Skip all videos. You can’t skim a video. They take time. You can’t keep scrolling and read other stuff until they’re done. You said you gave up watching TV because you had better things to do with your time; this is probably even less well produced. Is it really worth your time?
Don’t share it. Was it cute? Was it hilarious? Can’t resist posting it because it’s just too good? Don’t do it. You can use facebook without even being on facebook.com. The Share button is uniquitous. You can share just about anything you find. Think twice before doing so. Ask yourself: If someone else posted this on their wall, and I saw it, would it be a waste of my time? If answering that question takes too much time/thought to answer, then make a rule to only share one thing a day, and ask yourself “If I could only share one thing today, would this be it?” If it’s not, then pass it by and move on with your life. (If you hit 11:59 pm and still haven’t found something better to share, don’t go back and “rescue” your one share for the day.)
Facebook needs a “digest mode”. I’d be very happy with FB if I could read a digest of the stuff my friends are up to in about 5-10 minutes of skimming, once a day, and then go on with my life, choosing to engage more deeply only where it really matters, whether by commenting or clicking a link to read more. I’d almost pay for that feature alone.

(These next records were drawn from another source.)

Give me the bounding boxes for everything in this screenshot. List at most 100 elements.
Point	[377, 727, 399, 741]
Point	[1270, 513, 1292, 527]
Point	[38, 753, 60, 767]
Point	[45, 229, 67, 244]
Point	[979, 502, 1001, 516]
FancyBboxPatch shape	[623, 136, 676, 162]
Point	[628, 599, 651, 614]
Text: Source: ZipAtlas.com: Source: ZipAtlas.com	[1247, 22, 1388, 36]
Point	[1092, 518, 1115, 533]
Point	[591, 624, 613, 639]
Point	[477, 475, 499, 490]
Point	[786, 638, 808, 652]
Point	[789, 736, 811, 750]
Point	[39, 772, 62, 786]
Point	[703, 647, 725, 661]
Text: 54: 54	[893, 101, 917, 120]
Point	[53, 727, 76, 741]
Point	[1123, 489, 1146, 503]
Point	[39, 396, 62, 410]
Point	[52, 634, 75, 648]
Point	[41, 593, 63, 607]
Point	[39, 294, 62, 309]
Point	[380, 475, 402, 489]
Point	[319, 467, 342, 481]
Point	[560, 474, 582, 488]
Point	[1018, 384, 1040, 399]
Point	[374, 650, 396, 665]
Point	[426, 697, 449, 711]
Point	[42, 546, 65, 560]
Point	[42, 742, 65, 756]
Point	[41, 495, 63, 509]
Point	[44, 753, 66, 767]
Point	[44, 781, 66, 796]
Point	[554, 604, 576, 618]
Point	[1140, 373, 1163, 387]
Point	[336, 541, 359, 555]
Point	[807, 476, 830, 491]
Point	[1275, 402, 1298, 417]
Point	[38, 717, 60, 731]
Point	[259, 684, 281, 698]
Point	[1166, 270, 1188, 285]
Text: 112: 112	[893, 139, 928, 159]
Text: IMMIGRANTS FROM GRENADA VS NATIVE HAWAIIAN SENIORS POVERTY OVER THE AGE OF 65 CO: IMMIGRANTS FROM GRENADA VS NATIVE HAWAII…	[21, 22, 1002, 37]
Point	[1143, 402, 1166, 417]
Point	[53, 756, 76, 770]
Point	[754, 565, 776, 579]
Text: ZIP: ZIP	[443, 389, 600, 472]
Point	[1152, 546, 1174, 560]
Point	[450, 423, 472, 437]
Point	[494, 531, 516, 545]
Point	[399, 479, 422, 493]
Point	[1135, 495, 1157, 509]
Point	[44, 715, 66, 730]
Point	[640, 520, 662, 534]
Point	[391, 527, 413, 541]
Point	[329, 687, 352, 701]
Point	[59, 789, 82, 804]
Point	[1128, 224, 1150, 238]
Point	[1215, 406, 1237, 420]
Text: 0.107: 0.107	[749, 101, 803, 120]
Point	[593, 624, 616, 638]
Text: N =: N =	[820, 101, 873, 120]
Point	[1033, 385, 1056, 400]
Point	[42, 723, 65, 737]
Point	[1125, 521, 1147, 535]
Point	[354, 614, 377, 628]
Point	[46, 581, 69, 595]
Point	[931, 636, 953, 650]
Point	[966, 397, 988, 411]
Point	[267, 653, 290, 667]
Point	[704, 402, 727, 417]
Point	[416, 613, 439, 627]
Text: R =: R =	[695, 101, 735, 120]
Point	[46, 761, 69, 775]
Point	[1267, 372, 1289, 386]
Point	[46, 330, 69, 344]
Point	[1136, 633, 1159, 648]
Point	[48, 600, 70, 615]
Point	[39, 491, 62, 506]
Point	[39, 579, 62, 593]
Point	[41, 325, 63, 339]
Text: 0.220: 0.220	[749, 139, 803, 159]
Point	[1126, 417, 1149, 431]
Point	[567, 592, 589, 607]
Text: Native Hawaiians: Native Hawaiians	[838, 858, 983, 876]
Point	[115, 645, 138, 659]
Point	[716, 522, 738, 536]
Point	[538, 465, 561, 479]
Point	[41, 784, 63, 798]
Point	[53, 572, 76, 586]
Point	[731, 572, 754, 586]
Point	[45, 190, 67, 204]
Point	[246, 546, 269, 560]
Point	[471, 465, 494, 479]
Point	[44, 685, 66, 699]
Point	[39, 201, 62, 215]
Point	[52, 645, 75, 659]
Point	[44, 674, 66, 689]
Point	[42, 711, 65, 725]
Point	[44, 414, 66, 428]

Almost nothing is a complete waste of time. Don’t think about it in terms of wasted time. If you enjoy what you’re doing, can it be said to be a total waste of time? Rather, ask yourself, what would I most enjoy? Something other than using Facebook is almost always the answer. And, likely as often, doing something else while also facebooking from your smartphone is less than focusing your presence on the experience you’re having immediately. Checking facebook in the midst of the experience is like channel surfing to see if something better is on. Even if there is something better going on elsewhere, you’re right here, right now, so unless teleportation is possible, or Lassie is private messaging you a warning about Timmie being stuck in a well, and you have to go rescue him right now, you might as well be focused on the immediate experience you are having, and make the most of that. And don’t spend so much time updating your Wall with what’s happening right now. Experience it first, document it after. Unless you’re trying to be a reporter, live-microblogging everything you do, preserving the stream of your consciousness for posterity is mainly an exercise in narcissism. Even if you truly are leading a remarkable life, you’re just slowing down or missing things if you’re trying to capture it all and send it through your social media filters.
Perhaps I’ll learn even more over the next two weeks, and update this post. But more likely, I’ll have built that spaceship and cured cancer. I have my time back, and can expect to spend a lot more of that time living.